Rush to Marry on China's 'Singles Day' 11/11

Thousands of Chinese couples are reportedly planning to get married on Friday, dubbed "singles' day" in China because the date is made up entirely of the number one.
November 11 has been celebrated as an unofficial day for the unattached in China since the 1990s, and is seen as a good date to tie the knot and leave the single life behind.
This year, it is seen as particularly auspicious because the year also ends in the number 11. The Shanghai Morning Post said more than 3,000 couples were booked to marry in the city, calling Friday a "once in a century opportunity".
Other Chinese cities were reporting a similar mania with more than 400 couples in the central city of Wuhan and over a hundred couples in eastern Jinan city planning to marry because of the auspicious date.
"It's a once in a lifetime opportunity to come up with a wedding date like this and we won't miss it," groom Wang Qiang told the official Xinhua news agency.
Shanghai's wedding planning agencies said they were expecting brisk business for the day, with the rush promising a commercial boom.

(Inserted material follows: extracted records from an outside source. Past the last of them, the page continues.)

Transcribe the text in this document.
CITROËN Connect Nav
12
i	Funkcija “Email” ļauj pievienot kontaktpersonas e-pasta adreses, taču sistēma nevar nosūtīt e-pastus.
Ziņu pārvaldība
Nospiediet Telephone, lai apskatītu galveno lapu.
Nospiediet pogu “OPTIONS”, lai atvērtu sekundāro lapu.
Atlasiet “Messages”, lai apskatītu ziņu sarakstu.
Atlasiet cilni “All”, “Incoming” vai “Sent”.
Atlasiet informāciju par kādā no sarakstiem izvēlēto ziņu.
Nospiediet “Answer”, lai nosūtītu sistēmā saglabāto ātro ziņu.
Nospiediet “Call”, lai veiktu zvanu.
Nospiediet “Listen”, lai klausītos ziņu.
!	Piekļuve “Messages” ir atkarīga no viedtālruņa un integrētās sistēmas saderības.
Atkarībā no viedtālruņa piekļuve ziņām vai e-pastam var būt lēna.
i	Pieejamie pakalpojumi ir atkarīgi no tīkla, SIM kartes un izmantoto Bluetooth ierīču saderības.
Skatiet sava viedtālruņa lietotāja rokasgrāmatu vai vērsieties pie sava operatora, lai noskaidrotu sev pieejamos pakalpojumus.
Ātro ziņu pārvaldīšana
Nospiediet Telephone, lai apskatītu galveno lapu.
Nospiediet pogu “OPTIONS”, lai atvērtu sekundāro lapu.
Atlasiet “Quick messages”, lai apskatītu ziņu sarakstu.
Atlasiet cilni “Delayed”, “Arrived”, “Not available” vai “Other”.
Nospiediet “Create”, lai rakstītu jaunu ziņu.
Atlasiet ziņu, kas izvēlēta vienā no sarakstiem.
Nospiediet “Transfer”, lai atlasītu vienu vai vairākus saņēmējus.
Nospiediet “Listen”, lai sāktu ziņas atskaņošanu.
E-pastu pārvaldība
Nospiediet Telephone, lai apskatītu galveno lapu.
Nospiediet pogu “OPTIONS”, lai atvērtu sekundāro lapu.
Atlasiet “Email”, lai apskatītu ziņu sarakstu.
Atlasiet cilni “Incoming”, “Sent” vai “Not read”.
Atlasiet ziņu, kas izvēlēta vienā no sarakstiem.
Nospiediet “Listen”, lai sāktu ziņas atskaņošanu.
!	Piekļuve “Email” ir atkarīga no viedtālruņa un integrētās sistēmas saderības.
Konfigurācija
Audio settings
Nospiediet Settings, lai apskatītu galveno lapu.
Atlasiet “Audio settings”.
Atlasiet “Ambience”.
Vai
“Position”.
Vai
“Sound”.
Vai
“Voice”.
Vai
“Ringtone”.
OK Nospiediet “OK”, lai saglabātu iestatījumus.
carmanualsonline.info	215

"It's a special day," a saleswoman of the Wedding Story company told AFP. The company will host two weddings Friday, a rarity on a weekday.
Shanghai is also planning a mass dating event at the weekend tied to the date with as many as 10,000 people looking for their mates, an organizer told Agence France Presse.
"The problem of being single in Shanghai seems to have grown even bigger," said Yang Ying of Life Weekly Magazine, one of the organizers for the event.